Shortly before Halloween, Yale’s Intercultural Affairs Council sent an email to the student body, which discouraged students from wearing culturally appropriative or insensitive Halloween costumes.
“And while students, undergraduate and graduate, definitely have a right to express themselves, we would hope that people would actively avoid those circumstances that threaten our sense of community or disrespects, alienates or ridicules segments of our population based on race, nationality, religious belief or gender expression,” the email read.
Shortly after the IAC’s email was sent, it was met with a response from Erika Christakis, Associate Master at the school and child development specialist. Christakis said that students shouldn’t be told what they can and cannot wear.
“Is there no room anymore for a child or young person to be a little bit obnoxious … a little bit inappropriate or provocative or, yes, offensive?” she wrote. “American universities were once a safe space not only for maturation but also for a certain regressive, or even transgressive, experience; increasingly, it seems, they have become places of censure and prohibition.”
Christakis’s email touched upon the long-running debate over the balance between upholding free speech and protecting students from personal offense, notes The New York Times.
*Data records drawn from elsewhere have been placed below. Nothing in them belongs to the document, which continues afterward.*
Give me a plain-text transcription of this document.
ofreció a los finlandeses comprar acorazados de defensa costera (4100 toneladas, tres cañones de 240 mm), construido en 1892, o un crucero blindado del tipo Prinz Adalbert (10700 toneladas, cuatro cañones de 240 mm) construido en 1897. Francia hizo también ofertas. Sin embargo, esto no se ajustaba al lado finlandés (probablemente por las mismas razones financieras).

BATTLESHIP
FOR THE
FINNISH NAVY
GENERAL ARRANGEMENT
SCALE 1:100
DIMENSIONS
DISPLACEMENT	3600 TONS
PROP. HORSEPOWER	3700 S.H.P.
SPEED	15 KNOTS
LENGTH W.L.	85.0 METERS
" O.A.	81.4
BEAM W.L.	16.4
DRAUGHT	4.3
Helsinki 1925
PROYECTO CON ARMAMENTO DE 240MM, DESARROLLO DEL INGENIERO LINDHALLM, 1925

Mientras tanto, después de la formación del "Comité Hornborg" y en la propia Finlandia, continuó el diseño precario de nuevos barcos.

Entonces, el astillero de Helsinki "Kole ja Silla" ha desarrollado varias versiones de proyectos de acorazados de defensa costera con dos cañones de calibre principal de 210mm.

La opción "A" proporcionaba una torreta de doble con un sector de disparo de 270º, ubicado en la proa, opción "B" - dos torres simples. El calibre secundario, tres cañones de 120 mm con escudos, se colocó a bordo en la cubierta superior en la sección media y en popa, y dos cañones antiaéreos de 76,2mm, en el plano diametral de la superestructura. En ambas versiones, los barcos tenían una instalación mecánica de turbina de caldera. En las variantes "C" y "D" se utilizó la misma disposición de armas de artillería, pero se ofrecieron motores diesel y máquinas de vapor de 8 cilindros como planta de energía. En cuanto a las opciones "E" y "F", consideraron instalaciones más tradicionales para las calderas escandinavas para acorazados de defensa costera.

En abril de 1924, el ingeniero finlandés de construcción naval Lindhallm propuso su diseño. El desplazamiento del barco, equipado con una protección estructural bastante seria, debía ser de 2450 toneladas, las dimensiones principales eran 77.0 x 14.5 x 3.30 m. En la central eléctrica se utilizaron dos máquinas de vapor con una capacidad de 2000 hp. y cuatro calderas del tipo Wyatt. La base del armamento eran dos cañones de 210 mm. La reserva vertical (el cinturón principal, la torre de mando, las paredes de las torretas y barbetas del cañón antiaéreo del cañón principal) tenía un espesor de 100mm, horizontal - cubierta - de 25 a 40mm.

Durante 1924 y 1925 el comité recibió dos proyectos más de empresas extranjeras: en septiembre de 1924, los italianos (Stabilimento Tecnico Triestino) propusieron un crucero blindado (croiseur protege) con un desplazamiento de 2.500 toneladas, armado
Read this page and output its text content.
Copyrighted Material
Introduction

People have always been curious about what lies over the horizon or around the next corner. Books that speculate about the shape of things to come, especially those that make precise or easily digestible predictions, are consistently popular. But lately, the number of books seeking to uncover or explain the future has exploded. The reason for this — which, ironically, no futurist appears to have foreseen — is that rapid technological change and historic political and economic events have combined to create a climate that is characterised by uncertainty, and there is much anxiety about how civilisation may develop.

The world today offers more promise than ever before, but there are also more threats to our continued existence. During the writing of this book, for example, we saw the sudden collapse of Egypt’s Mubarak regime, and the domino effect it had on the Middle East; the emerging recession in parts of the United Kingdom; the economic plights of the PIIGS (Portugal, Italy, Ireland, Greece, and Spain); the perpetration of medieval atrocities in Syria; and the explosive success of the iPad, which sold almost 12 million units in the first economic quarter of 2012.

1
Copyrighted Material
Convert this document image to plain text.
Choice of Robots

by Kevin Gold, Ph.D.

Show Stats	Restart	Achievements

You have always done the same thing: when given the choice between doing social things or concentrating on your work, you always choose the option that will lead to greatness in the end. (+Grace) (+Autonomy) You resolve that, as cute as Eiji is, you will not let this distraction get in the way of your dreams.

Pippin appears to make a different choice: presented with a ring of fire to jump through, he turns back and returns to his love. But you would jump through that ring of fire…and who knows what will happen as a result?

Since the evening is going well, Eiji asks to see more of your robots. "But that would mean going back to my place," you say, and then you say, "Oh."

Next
Christakis’s husband, Master of Yale’s Silliman College, defended his wife’s emails, saying that he stands “behind free speech.” He has been confronted by large groups of students demanding that he apologize for the beliefs expressed by him and his wife. When he was unwilling to do so, the students angrily cursed and yelled at him.
In an email sent to the student body on Thursday, Dean Jonathan Holloway said that he was “fully in support” of the initial email sent by the Intercultural Affairs Council, requesting that Yale students avoid culturally insensitive Halloween costumes.
As a result of Christakis’s email and the opposition that it has met, many students are calling for her resignation. Over 700 students have signed an open letter criticizing Erika Christakis and her husband for their words, which has lead to a much larger debate about free speech.